Xylotomy is the preparation of small slivers of wood for examination under a microscope, often using a microtome.

It is useful for providing forensic evidence in some criminal cases where finding a fragment of wood on an individual and matching it to a weapon used in a crime would be helpful. During the trial of Bruno Richard Hauptmann, accused in the Lindbergh kidnapping during the 1930s, the xylotomist Arthur Koehler was able to provide crucial evidence by linking a piece of pine from a ladder used in a kidnapping to one particular factory whose machinery was defective, and from there to one particular lumberyard. Koehler searched for eighteen months for the yard, and presented his evidence dramatically in court by presenting the court with a chalk rubbing of the samples, which he made there and then, demonstrating that they were identical. He also matched other pieces of the ladder to a chisel used to create the joists, missing from the defendant's tool chest, and to a missing plank from the suspect's attic floor.
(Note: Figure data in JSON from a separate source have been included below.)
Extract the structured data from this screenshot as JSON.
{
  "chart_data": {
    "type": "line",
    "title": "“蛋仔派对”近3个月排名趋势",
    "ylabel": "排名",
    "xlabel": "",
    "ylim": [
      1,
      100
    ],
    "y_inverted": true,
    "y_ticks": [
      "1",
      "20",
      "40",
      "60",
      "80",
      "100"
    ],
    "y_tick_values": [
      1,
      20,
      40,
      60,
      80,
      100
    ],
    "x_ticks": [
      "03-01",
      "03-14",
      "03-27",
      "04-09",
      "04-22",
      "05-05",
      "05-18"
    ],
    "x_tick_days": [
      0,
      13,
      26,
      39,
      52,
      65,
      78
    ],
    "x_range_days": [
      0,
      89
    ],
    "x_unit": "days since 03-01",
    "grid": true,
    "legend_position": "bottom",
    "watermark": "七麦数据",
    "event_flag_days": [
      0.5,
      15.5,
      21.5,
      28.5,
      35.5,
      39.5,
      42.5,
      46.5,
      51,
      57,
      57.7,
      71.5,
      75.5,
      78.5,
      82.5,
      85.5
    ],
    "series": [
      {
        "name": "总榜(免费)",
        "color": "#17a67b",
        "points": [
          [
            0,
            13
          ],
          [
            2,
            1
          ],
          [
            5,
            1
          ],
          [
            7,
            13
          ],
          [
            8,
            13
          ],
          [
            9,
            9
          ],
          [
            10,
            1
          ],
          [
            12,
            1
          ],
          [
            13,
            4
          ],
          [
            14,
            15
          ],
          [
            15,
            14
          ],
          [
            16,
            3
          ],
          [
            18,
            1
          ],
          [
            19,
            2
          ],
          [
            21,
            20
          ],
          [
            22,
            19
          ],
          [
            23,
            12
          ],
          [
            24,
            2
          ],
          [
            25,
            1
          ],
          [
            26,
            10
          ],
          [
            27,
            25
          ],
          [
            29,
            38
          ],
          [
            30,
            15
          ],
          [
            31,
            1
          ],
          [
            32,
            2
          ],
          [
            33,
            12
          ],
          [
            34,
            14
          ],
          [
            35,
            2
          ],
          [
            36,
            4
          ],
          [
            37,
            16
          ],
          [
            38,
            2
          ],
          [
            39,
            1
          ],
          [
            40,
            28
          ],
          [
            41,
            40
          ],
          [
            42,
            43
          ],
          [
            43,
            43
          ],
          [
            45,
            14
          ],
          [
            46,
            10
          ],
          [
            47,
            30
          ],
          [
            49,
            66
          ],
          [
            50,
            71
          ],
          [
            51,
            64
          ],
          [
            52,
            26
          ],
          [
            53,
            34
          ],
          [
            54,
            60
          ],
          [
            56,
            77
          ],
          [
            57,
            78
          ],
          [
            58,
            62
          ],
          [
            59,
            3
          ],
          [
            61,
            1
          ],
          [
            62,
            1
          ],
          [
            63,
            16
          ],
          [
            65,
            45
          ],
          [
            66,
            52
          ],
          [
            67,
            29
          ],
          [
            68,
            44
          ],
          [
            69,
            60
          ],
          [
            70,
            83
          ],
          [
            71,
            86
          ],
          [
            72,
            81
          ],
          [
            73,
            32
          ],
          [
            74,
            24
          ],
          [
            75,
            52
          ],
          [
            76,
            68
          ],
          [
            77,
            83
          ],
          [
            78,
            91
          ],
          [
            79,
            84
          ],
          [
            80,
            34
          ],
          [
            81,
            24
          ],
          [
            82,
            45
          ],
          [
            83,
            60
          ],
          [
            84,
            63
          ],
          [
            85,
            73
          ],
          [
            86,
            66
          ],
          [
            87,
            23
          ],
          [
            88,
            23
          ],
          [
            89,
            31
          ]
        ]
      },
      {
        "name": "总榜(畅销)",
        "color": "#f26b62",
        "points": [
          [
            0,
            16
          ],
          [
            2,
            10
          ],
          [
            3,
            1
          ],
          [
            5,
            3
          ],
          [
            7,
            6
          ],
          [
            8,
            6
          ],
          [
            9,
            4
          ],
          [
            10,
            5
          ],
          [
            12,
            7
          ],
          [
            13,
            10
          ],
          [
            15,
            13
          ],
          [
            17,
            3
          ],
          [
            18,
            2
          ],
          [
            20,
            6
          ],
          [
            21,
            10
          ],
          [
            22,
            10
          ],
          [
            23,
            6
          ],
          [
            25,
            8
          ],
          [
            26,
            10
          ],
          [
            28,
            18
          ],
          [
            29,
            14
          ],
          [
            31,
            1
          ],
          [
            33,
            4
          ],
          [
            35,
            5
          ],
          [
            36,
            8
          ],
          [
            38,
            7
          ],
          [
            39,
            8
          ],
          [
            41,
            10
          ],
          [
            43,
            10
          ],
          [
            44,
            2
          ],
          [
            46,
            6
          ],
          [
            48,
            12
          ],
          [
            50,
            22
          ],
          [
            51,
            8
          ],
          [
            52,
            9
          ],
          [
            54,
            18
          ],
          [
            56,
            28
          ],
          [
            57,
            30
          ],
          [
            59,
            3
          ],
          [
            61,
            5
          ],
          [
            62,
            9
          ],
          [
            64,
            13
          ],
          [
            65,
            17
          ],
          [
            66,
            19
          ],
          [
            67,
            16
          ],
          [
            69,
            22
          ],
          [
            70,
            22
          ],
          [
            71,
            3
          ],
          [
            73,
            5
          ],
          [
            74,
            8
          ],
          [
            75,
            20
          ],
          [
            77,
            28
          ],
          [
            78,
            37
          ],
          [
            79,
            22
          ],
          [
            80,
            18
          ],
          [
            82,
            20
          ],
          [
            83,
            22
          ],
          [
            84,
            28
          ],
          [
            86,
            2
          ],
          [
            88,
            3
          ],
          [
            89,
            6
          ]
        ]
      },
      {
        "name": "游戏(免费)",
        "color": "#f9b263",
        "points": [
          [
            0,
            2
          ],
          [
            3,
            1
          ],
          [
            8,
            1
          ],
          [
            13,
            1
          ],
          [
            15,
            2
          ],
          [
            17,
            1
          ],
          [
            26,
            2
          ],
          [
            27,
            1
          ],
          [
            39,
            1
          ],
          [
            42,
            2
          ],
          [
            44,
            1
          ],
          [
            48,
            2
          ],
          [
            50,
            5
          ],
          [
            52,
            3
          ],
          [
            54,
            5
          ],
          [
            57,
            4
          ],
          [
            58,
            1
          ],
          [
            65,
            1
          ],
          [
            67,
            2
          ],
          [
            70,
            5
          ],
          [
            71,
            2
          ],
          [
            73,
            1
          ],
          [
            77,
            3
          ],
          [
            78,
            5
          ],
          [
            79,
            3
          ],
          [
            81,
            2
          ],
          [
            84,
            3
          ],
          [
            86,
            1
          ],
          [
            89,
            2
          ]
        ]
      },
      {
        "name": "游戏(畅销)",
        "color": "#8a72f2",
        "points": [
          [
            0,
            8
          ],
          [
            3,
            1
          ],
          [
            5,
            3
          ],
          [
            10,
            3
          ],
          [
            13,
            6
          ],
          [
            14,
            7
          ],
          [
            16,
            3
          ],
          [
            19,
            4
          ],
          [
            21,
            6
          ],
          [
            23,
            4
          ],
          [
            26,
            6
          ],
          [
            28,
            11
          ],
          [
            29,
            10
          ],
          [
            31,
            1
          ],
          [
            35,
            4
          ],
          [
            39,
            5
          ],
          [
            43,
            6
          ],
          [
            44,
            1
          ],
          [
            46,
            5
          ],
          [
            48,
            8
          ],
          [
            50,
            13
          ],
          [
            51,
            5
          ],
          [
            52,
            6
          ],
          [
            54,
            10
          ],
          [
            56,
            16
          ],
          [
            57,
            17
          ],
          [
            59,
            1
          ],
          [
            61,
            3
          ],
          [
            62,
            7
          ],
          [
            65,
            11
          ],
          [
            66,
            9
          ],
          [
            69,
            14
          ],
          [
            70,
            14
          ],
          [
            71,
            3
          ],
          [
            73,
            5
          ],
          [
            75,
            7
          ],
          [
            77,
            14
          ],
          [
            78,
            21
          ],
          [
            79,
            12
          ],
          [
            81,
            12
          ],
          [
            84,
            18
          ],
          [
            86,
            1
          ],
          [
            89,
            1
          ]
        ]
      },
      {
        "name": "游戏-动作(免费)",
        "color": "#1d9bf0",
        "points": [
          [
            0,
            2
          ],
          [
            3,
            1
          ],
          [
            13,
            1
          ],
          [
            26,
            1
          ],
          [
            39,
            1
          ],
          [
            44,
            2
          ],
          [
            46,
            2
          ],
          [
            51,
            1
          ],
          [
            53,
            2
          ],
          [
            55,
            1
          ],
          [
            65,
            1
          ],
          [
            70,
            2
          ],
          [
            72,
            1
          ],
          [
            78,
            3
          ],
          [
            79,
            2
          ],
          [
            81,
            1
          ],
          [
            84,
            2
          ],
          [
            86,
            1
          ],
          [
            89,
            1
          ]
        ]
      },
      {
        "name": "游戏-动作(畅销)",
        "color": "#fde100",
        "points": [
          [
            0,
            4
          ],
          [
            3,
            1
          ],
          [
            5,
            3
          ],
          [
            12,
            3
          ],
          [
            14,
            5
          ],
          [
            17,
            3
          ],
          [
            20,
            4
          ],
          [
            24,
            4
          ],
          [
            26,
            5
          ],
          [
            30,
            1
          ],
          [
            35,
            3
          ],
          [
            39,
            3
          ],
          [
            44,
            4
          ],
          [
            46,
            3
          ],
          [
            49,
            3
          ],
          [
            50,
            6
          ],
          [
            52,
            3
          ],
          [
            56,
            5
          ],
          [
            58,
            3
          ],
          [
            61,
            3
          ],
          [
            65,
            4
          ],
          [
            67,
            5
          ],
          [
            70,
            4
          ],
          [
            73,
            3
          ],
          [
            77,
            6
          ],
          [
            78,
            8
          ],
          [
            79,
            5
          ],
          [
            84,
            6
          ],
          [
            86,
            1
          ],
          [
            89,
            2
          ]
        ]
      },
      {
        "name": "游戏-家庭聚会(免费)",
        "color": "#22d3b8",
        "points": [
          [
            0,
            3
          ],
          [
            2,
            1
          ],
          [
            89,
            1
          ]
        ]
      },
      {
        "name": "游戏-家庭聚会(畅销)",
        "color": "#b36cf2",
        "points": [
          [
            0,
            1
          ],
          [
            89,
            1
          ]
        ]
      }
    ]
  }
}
It may also be useful in forestry studies. Identifying the species of a piece of wood is not always easy, in which case a xylotheque may provide samples with which the xylotomist can compare his own. Xylotomy may be carried out by a forensic biologist. People who specialize in xylotomy are rare. The public have been known to confuse it with someone who plays the xylophone and they do not tend to take much interest in the subject.